TAIPEI (TVBS News) — Taiwan's Ministry of Foreign Affairs (MOFA, 外交部) announced on Tuesday (April 1) that its representative office in South Africa's administrative capital, Pretoria, continues to function despite mounting pressure from the South African government. In a firm diplomatic stance, Taiwanese officials urged South Africa to honor the terms of the 1997 bilateral agreement that has governed relations between the two nations for nearly three decades, following what Taiwan characterizes as a unilateral demand from South African authorities for Taiwan's representative office to vacate its current location.
In late January, South Africa's government escalated the diplomatic dispute by sending another formal letter to Taiwan's representative office, explicitly demanding its relocation from Pretoria by the end of March 2025, a deadline that has now passed. The situation further deteriorated when South Africa's Department of International Relations and Cooperation (DIRCO), the country's foreign ministry equivalent, unilaterally altered the Taiwanese office's designation on its official government website from "Taipei Liaison Office" (台北聯絡代表處) to the more limited "Taipei Commercial Office" (台北商務辦事處) on March 5, a move that effectively downgraded Taiwan's diplomatic status in the country.
During a routine press conference addressing the situation, Chen Yung-po (陳詠博), deputy head of MOFA's Department of West Asian and African Affairs (亞西及非洲司), the division responsible for Taiwan's diplomatic relations with African nations, emphasized that Taiwan's representative office in Pretoria continues to conduct normal operations despite the relocation deadline having passed. He revealed that Taiwanese diplomats remain engaged in ongoing discussions with DIRCO officials regarding potential revisions to the legal framework that has governed Taiwan-South Africa relations for decades, though he refrained from disclosing specific details about the negotiations currently underway between the two sides.

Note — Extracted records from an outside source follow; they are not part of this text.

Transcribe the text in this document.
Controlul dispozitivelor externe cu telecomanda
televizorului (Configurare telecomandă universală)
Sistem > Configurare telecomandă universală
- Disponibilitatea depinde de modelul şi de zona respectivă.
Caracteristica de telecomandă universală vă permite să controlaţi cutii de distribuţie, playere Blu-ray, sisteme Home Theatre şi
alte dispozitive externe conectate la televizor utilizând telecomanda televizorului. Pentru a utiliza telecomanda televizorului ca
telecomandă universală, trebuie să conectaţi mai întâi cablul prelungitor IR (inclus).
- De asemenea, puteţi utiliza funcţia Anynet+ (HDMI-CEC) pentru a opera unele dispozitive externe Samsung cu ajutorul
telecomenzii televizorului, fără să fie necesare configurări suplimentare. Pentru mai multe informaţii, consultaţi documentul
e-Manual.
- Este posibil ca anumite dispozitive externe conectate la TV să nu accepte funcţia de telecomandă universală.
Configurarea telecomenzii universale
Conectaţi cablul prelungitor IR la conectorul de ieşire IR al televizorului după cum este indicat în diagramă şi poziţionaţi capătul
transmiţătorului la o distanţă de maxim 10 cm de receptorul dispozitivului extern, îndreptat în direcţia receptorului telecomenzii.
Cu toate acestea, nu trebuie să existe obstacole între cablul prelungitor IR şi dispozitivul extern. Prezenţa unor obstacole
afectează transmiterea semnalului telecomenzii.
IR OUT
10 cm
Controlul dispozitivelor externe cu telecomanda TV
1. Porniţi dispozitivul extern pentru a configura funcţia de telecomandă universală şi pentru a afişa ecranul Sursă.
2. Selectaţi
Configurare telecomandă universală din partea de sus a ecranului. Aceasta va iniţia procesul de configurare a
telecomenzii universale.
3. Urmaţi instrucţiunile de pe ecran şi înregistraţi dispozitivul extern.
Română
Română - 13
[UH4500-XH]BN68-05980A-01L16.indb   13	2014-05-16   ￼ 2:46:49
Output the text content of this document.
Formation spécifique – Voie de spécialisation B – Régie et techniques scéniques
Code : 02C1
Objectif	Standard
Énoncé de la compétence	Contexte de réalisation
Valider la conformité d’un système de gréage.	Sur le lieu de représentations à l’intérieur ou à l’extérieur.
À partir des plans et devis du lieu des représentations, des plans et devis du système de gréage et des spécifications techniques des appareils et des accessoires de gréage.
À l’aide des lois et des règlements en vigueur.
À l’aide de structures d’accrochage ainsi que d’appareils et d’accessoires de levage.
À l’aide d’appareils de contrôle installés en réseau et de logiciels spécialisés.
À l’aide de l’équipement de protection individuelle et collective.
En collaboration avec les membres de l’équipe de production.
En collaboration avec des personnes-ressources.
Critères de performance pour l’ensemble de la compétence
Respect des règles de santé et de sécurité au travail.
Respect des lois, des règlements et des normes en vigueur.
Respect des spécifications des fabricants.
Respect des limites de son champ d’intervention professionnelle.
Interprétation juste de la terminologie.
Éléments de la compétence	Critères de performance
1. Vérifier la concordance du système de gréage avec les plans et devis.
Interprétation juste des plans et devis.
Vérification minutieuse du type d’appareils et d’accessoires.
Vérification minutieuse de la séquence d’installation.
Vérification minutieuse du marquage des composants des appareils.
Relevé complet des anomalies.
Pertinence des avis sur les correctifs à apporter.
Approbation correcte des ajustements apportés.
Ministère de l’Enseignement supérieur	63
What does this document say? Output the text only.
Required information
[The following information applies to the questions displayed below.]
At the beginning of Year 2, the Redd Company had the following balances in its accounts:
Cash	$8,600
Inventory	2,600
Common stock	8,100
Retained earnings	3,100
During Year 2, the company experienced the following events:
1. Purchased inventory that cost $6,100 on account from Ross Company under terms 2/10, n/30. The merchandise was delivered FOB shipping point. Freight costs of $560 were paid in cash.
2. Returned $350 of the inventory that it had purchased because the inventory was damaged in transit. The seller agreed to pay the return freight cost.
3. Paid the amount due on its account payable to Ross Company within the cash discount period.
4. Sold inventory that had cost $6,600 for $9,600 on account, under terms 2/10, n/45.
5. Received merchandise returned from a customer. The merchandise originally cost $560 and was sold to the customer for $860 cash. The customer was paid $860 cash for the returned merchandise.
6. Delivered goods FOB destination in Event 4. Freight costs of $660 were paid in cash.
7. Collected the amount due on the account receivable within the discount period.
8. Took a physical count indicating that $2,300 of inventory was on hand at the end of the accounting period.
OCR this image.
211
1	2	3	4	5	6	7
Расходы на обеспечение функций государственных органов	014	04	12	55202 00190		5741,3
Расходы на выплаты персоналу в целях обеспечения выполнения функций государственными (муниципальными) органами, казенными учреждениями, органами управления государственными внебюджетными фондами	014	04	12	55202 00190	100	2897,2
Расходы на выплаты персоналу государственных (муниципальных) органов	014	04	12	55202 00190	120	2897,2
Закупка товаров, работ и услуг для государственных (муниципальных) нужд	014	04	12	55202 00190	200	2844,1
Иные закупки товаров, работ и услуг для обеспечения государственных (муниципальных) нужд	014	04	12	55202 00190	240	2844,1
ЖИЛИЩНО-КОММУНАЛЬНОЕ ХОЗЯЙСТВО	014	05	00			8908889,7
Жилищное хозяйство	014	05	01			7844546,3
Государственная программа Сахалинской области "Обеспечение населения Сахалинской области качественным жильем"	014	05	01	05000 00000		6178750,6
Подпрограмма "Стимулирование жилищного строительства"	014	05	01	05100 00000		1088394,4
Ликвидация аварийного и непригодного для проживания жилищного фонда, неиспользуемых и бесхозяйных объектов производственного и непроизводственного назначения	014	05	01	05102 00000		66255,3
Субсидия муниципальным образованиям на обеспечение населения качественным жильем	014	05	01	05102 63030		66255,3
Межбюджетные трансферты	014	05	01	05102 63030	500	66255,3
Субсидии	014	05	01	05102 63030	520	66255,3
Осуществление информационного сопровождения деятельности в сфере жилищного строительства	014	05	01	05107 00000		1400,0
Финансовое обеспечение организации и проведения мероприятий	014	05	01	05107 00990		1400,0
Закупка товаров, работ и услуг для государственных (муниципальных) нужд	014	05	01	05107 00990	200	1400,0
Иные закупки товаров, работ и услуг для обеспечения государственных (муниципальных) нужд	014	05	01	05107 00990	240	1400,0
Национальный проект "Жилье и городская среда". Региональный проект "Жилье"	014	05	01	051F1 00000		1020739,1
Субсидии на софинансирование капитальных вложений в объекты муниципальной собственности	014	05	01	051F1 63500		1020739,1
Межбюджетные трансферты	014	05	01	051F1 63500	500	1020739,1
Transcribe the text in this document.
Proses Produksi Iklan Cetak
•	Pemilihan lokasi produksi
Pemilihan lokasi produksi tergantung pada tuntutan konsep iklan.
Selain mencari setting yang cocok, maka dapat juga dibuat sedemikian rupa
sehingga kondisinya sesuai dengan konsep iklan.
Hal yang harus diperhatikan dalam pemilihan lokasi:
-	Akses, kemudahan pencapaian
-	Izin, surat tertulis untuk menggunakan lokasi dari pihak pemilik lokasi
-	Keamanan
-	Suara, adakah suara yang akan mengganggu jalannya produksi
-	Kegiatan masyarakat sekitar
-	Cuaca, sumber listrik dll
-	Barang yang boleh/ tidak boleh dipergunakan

Chen emphasized that South Africa, as this year's host of the prestigious G20 Summit representing the world's major economies, bears a special responsibility to adhere to established international norms and diplomatic protocols in its foreign relations. He pointed out that South Africa's recent actions toward Taiwan's representative office have attracted significant international attention and concern, prompting formal responses from both the American Institute in Taiwan (AIT), the de facto U.S. embassy in Taiwan in the absence of formal diplomatic relations, and the U.S. State Department in Washington, signaling growing international awareness of the diplomatic dispute.